Man, nothing we can do about it but I think IT hiring is so fucked right now. I have worked with so many people and on so much code that has no place in a development shop.

I always blow hacker rank stuff but honestly that shit isn't even that important to the job. You need maybe one person on a team who is good with algorithms and can reverse binary trees and bullshit.

And every time I get a job I'm coding circles around the rest of my team. To the point where the most painfully part is being unable to write it all myself or just sit everyone down and teach them. But I was out of work for 5 months last year and I'm getting near 30 years of experience.

To be fair, could be selection bias and big fish in a small pond. If I can't land jobs with great companies I'm not comparing myself to the best of the best.

Anyway, the system isn't designed to help folks like us succeed. I'd like to see some kind of IT workers union that functions as peer mentoring, and certification that once someone learns an environment they are effective. Based on what I've seen, there is a lot of room for something like that because education and certifications aren't getting it done.
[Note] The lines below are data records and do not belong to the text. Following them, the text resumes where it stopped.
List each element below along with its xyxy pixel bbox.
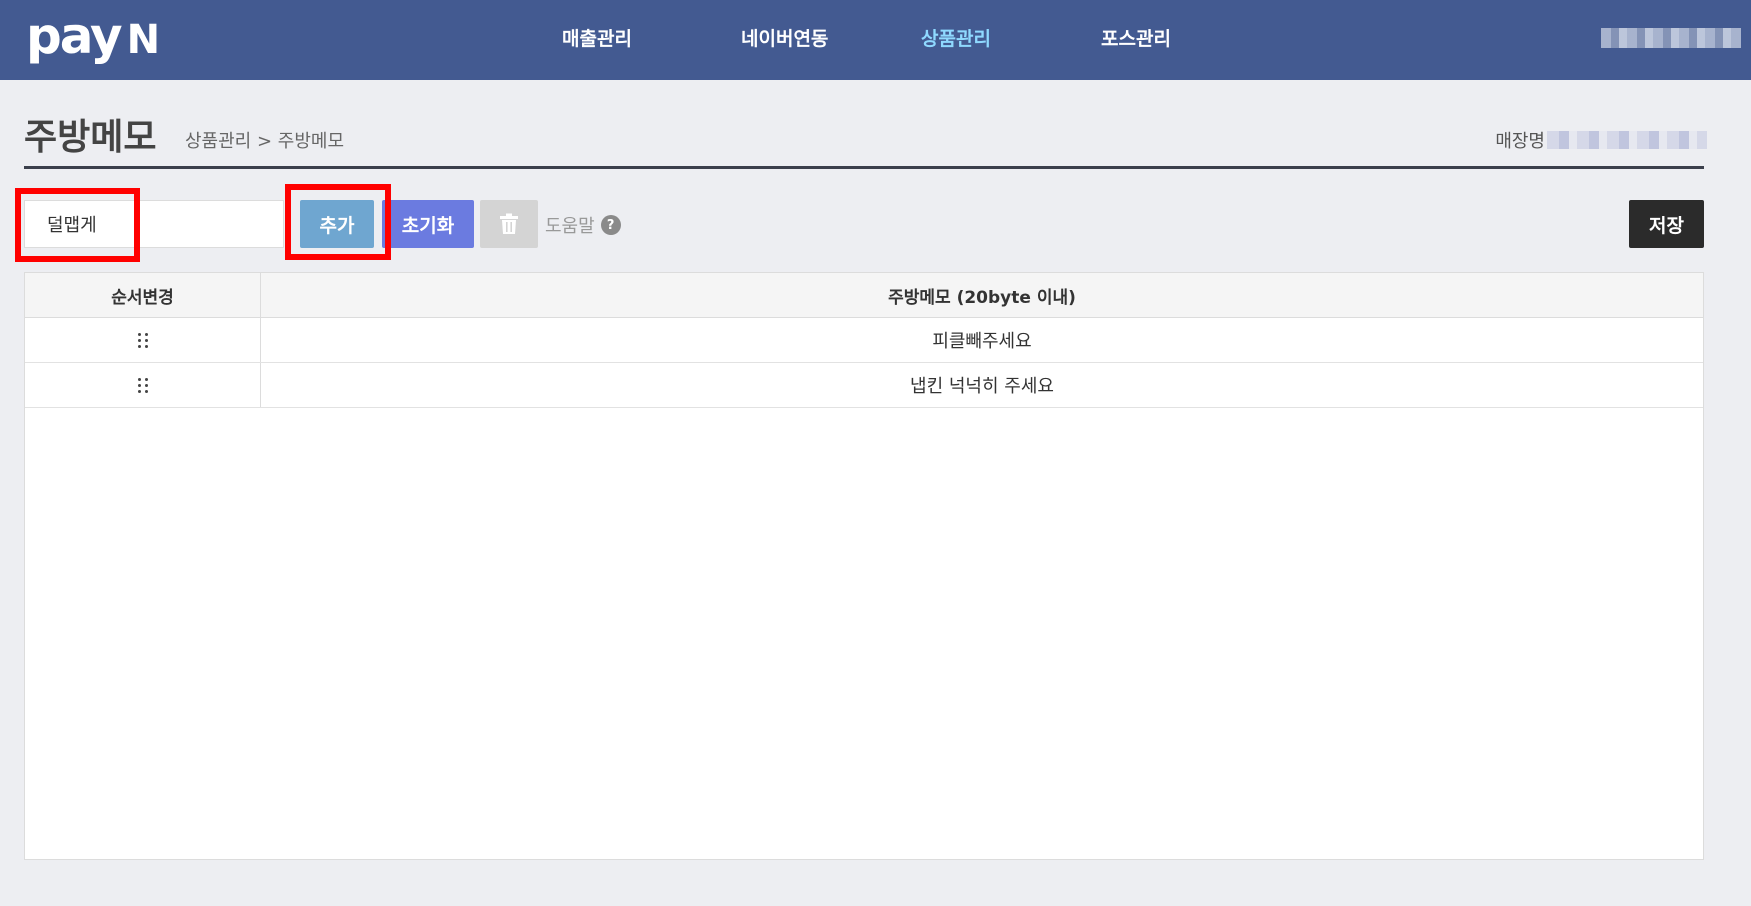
table-row[interactable]: 피클빼주세요 <box>25 318 1703 363</box>
trash-icon <box>500 213 518 234</box>
main-nav: 매출관리 네이버연동 상품관리 포스관리 <box>0 0 1751 72</box>
highlight-add-box <box>285 184 391 260</box>
delete-button[interactable] <box>480 200 538 248</box>
reset-button[interactable]: 초기화 <box>382 200 474 248</box>
help-label: 도움말 <box>545 216 595 237</box>
page-title: 주방메모 <box>24 117 157 158</box>
header-order: 순서변경 <box>25 273 261 317</box>
question-icon: ? <box>600 215 621 235</box>
store-name: 매장명 <box>1495 127 1707 153</box>
store-value-redacted <box>1547 131 1707 149</box>
nav-sales[interactable]: 매출관리 <box>562 24 632 51</box>
nav-pos[interactable]: 포스관리 <box>1101 24 1171 51</box>
highlight-input-box <box>15 188 140 262</box>
store-label: 매장명 <box>1495 131 1545 152</box>
drag-cell <box>25 363 261 407</box>
memo-cell[interactable]: 냅킨 넉넉히 주세요 <box>261 363 1703 407</box>
top-bar: pay N 매출관리 네이버연동 상품관리 포스관리 <box>0 0 1751 80</box>
table-row[interactable]: 냅킨 넉넉히 주세요 <box>25 363 1703 408</box>
drag-cell <box>25 318 261 362</box>
memo-cell[interactable]: 피클빼주세요 <box>261 318 1703 362</box>
nav-products[interactable]: 상품관리 <box>921 24 991 51</box>
drag-handle-icon[interactable] <box>137 332 148 348</box>
drag-handle-icon[interactable] <box>137 377 148 393</box>
nav-naver[interactable]: 네이버연동 <box>741 24 828 51</box>
help-link[interactable]: 도움말 ? <box>545 212 621 238</box>
title-divider <box>24 166 1704 169</box>
memo-table: 순서변경 주방메모 (20byte 이내) 피클빼주세요 냅킨 넉넉히 주세요 <box>24 272 1704 860</box>
table-header: 순서변경 주방메모 (20byte 이내) <box>25 273 1703 318</box>
save-button[interactable]: 저장 <box>1629 200 1704 248</box>
header-memo: 주방메모 (20byte 이내) <box>888 287 1076 308</box>
breadcrumb: 상품관리 > 주방메모 <box>185 131 345 152</box>
user-info-redacted[interactable] <box>1601 28 1741 48</box>
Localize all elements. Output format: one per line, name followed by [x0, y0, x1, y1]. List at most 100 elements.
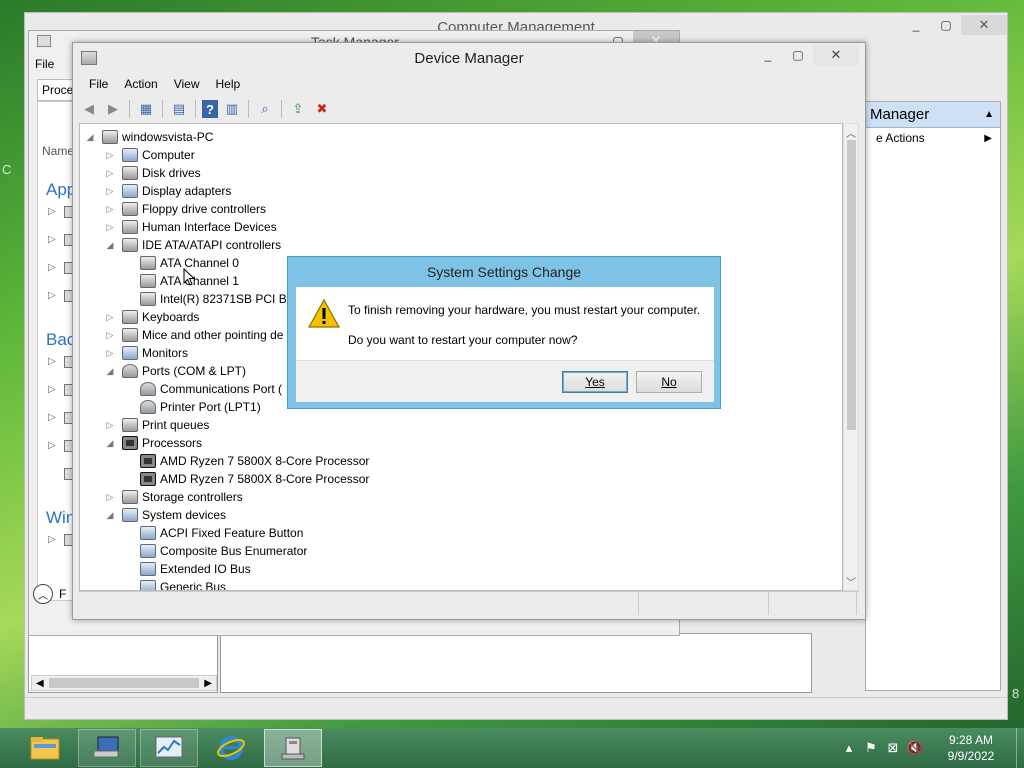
dm-close-button[interactable]: ✕ — [813, 45, 859, 65]
cm-maximize-button[interactable]: ▢ — [931, 15, 961, 35]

OTOH dealing with seniority over aptitude and skill is a big detriment of unions in my observation. I don't know, I wouldn't mind seeing someone give it a try.

As for advice, networking. As far as I can tell, every job mostly comes down to looking a manager in the eyes, shaking his hand, and convincing him you're someone who can make things happen. And sending out CVs is the most circuitous and fraught route to getting that ten minutes.

Recruiters get me almost all of my jobs. But I also have a decent network of folks I've impressed along the way, it's just that few of them are in hiring positions. They have recommended me to their managers for positions before.